If there is one word which describes better than any other the predominating characteristic of his nature, that word is loyalty. He was loyal to his friends, loyal to his family, loyal to his country, and loyal to his God. This trait naturally produced a reciprocal effect upon those who were brought into relations with him and was one of the chief reasons why men became so loyally attached to him. Many a public man has had troops of adherents who clung to him only for the patronage dispensed at his hands, or being dazzled by his power, became blind partisans to a cause he represented, but perhaps no other man than General Grant ever had so many friends who loved him for his own sake, whose affection only strengthened with time, whose attachment never varied in its devotion, whether he was General or President or simply a private citizen.
Even the valour of his martial deeds was surpassed by the superb heroism he displayed when fell disease attacked him; when the hand which had seized the surrendered swords of countless thousands was no longer able to return the pressure of a comrade's grasp, when he met in death the first enemy to whom he ever surrendered. But with him death brought eternal rest, and he was permitted to enjoy what he had pleaded for in behalf of others - for the Lord had let him have peace."

Is Grant's Tomb still a popular tourist attraction?
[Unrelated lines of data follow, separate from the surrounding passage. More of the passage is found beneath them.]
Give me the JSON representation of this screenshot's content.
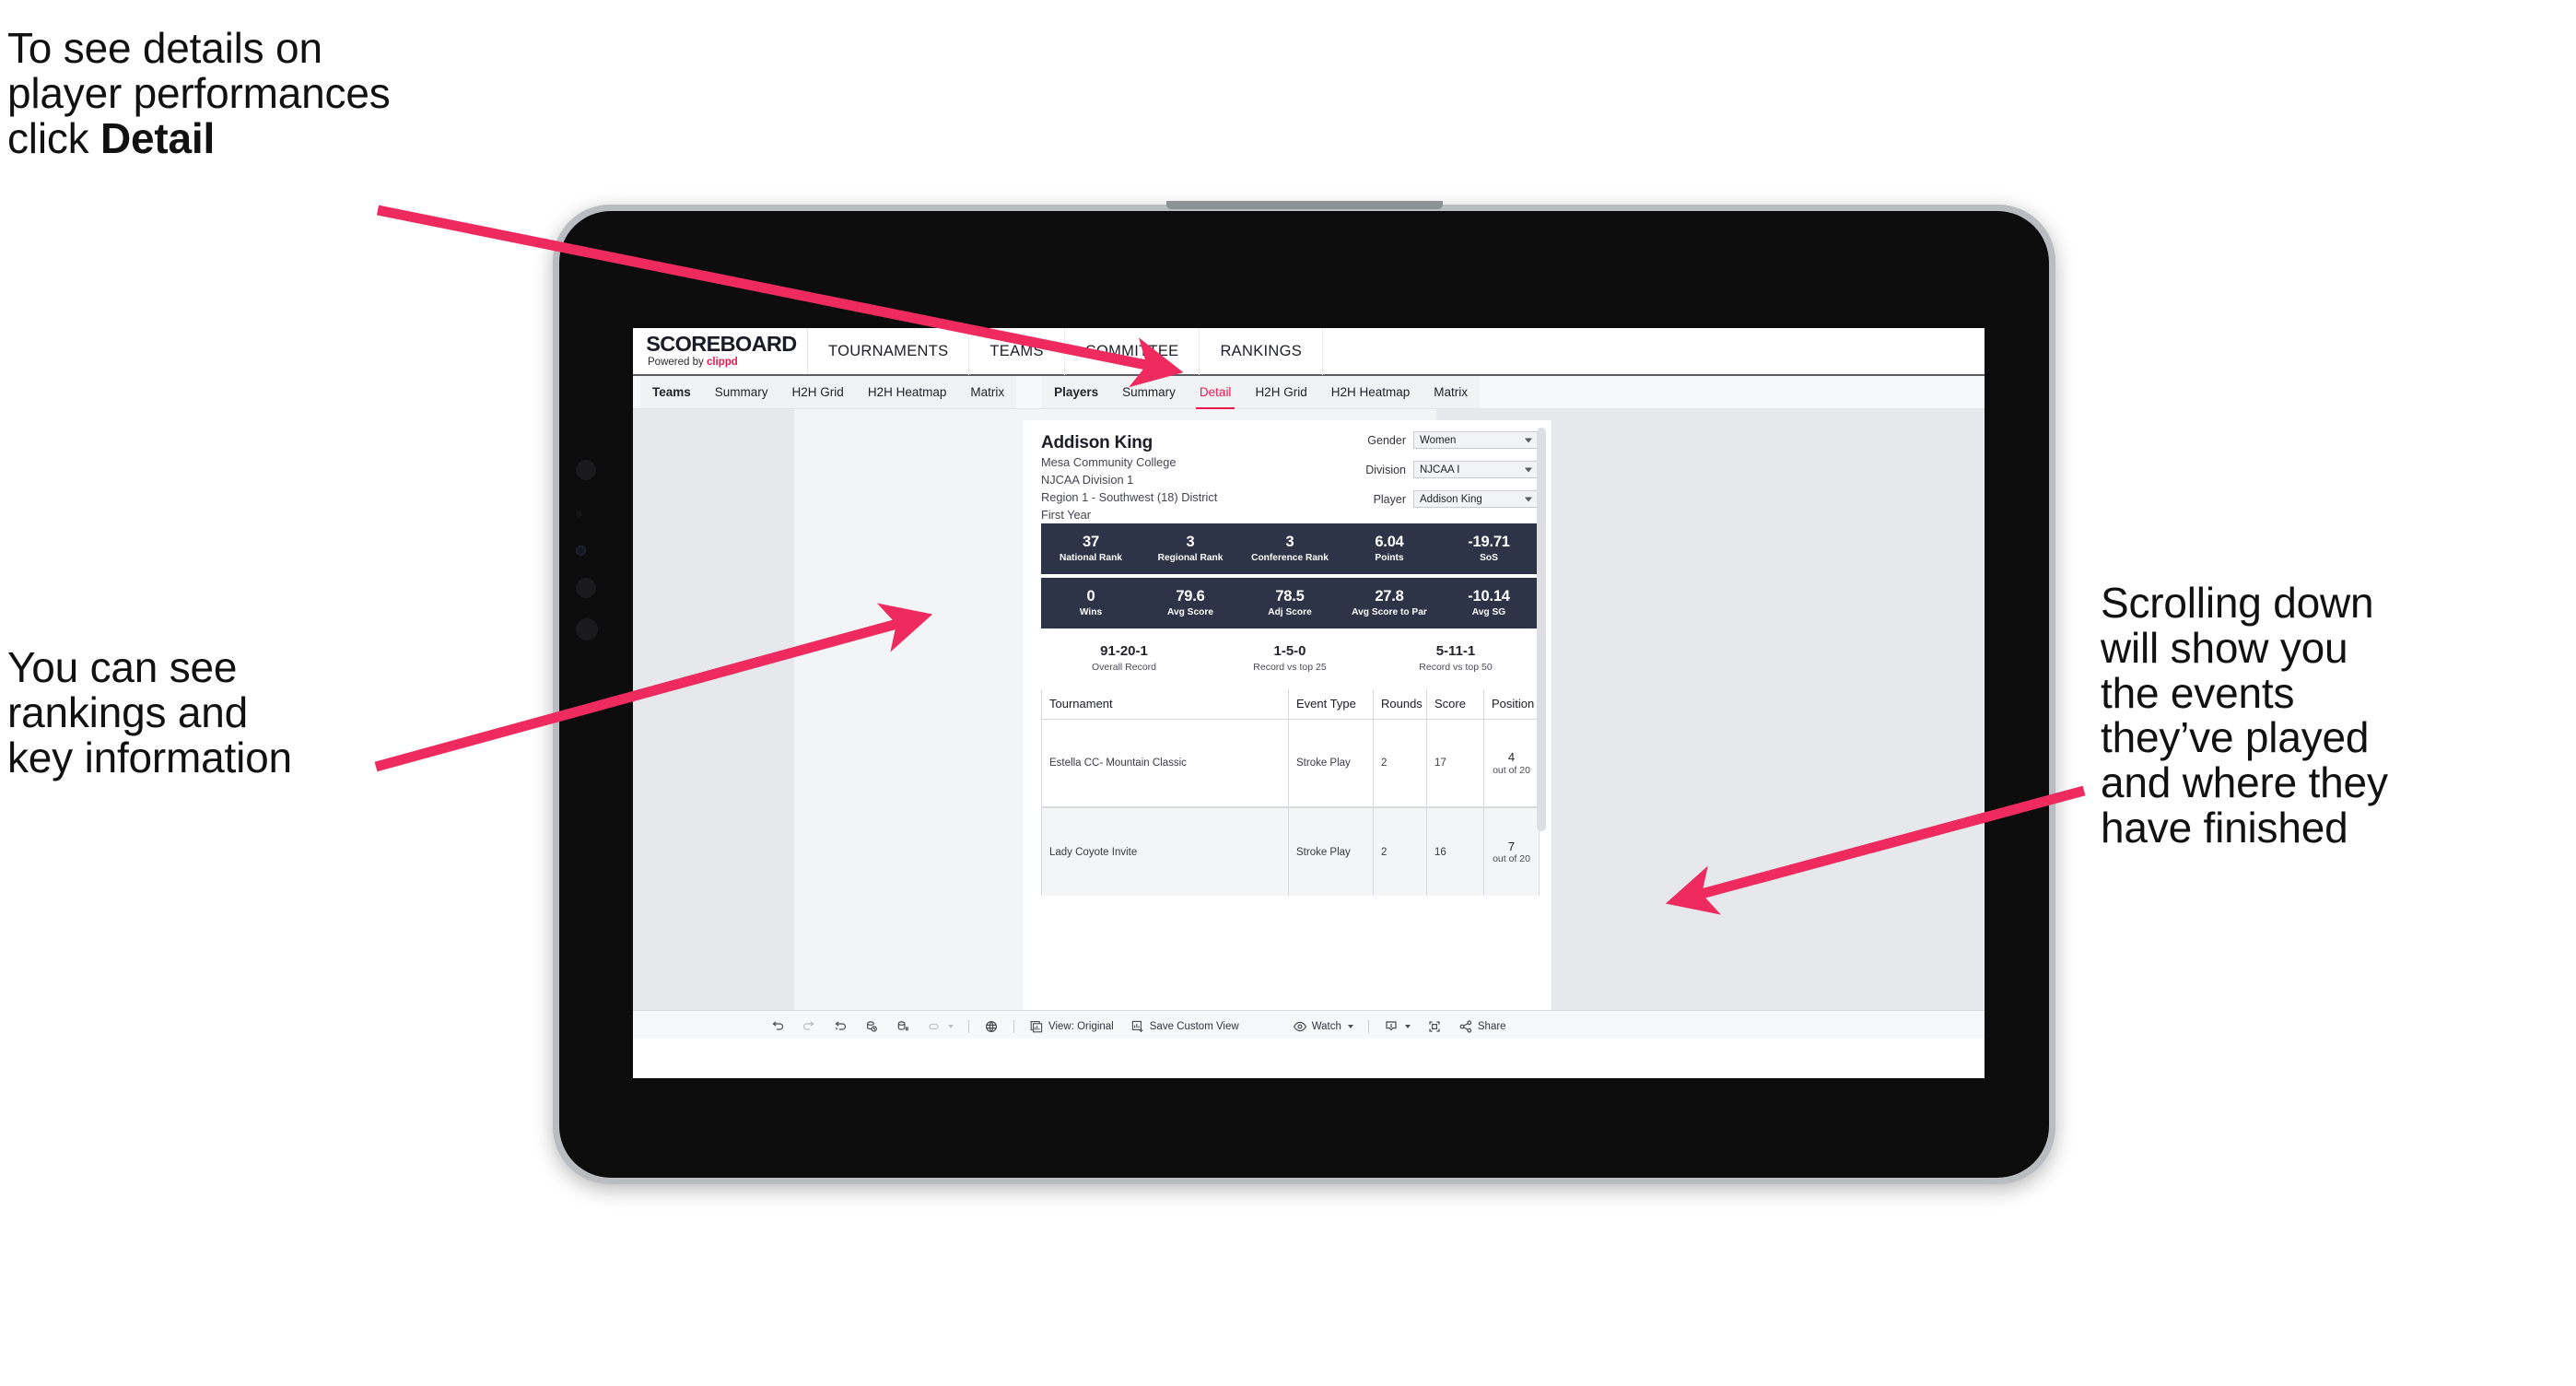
{
  "annotations": {
    "top_left": "To see details on\nplayer performances\nclick ",
    "top_left_bold": "Detail",
    "mid_left": "You can see\nrankings and\nkey information",
    "right": "Scrolling down\nwill show you\nthe events\nthey’ve played\nand where they\nhave finished",
    "arrow_color": "#ee2a5e"
  },
  "app": {
    "brand_title": "SCOREBOARD",
    "brand_powered_prefix": "Powered by ",
    "brand_powered_name": "clippd",
    "accent_color": "#e8194f",
    "top_nav": [
      {
        "label": "TOURNAMENTS"
      },
      {
        "label": "TEAMS"
      },
      {
        "label": "COMMITTEE"
      },
      {
        "label": "RANKINGS"
      }
    ],
    "sub_nav_group_teams": [
      {
        "label": "Teams",
        "head": true,
        "active": false
      },
      {
        "label": "Summary",
        "head": false,
        "active": false
      },
      {
        "label": "H2H Grid",
        "head": false,
        "active": false
      },
      {
        "label": "H2H Heatmap",
        "head": false,
        "active": false
      },
      {
        "label": "Matrix",
        "head": false,
        "active": false
      }
    ],
    "sub_nav_group_players": [
      {
        "label": "Players",
        "head": true,
        "active": false
      },
      {
        "label": "Summary",
        "head": false,
        "active": false
      },
      {
        "label": "Detail",
        "head": false,
        "active": true
      },
      {
        "label": "H2H Grid",
        "head": false,
        "active": false
      },
      {
        "label": "H2H Heatmap",
        "head": false,
        "active": false
      },
      {
        "label": "Matrix",
        "head": false,
        "active": false
      }
    ]
  },
  "player": {
    "name": "Addison King",
    "school": "Mesa Community College",
    "division": "NJCAA Division 1",
    "region": "Region 1 - Southwest (18) District",
    "class_year": "First Year"
  },
  "filters": [
    {
      "label": "Gender",
      "value": "Women"
    },
    {
      "label": "Division",
      "value": "NJCAA I"
    },
    {
      "label": "Player",
      "value": "Addison King"
    }
  ],
  "stats_row_1": [
    {
      "value": "37",
      "label": "National Rank"
    },
    {
      "value": "3",
      "label": "Regional Rank"
    },
    {
      "value": "3",
      "label": "Conference Rank"
    },
    {
      "value": "6.04",
      "label": "Points"
    },
    {
      "value": "-19.71",
      "label": "SoS"
    }
  ],
  "stats_row_2": [
    {
      "value": "0",
      "label": "Wins"
    },
    {
      "value": "79.6",
      "label": "Avg Score"
    },
    {
      "value": "78.5",
      "label": "Adj Score"
    },
    {
      "value": "27.8",
      "label": "Avg Score to Par"
    },
    {
      "value": "-10.14",
      "label": "Avg SG"
    }
  ],
  "records": [
    {
      "value": "91-20-1",
      "label": "Overall Record"
    },
    {
      "value": "1-5-0",
      "label": "Record vs top 25"
    },
    {
      "value": "5-11-1",
      "label": "Record vs top 50"
    }
  ],
  "tournaments_table": {
    "columns": [
      "Tournament",
      "Event Type",
      "Rounds",
      "Score",
      "Position"
    ],
    "rows": [
      {
        "tournament": "Estella CC- Mountain Classic",
        "event_type": "Stroke Play",
        "rounds": "2",
        "score": "17",
        "position_num": "4",
        "position_of": "out of 20"
      },
      {
        "tournament": "Lady Coyote Invite",
        "event_type": "Stroke Play",
        "rounds": "2",
        "score": "16",
        "position_num": "7",
        "position_of": "out of 20"
      }
    ]
  },
  "toolbar": {
    "view_label": "View: Original",
    "save_label": "Save Custom View",
    "watch_label": "Watch",
    "share_label": "Share",
    "icons": [
      "undo-icon",
      "redo-icon",
      "revert-icon",
      "refresh-icon",
      "pause-icon",
      "highlight-icon",
      "dashboard-icon"
    ]
  }
}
After the war Dodge was associated with Grant in various enterprises,such as the railway from the City of Mexico to the Pacific Ocean, and he writes:"...of that peculiar make-up which let small matters go without attention, but in any crisis would rise to command it. He was so modest and so simple that his greatness was absolutely forced upon one from his very acts."

What I can make out from all of this is that Grant was an extraordinary man by being a great soldier and an ordinary man.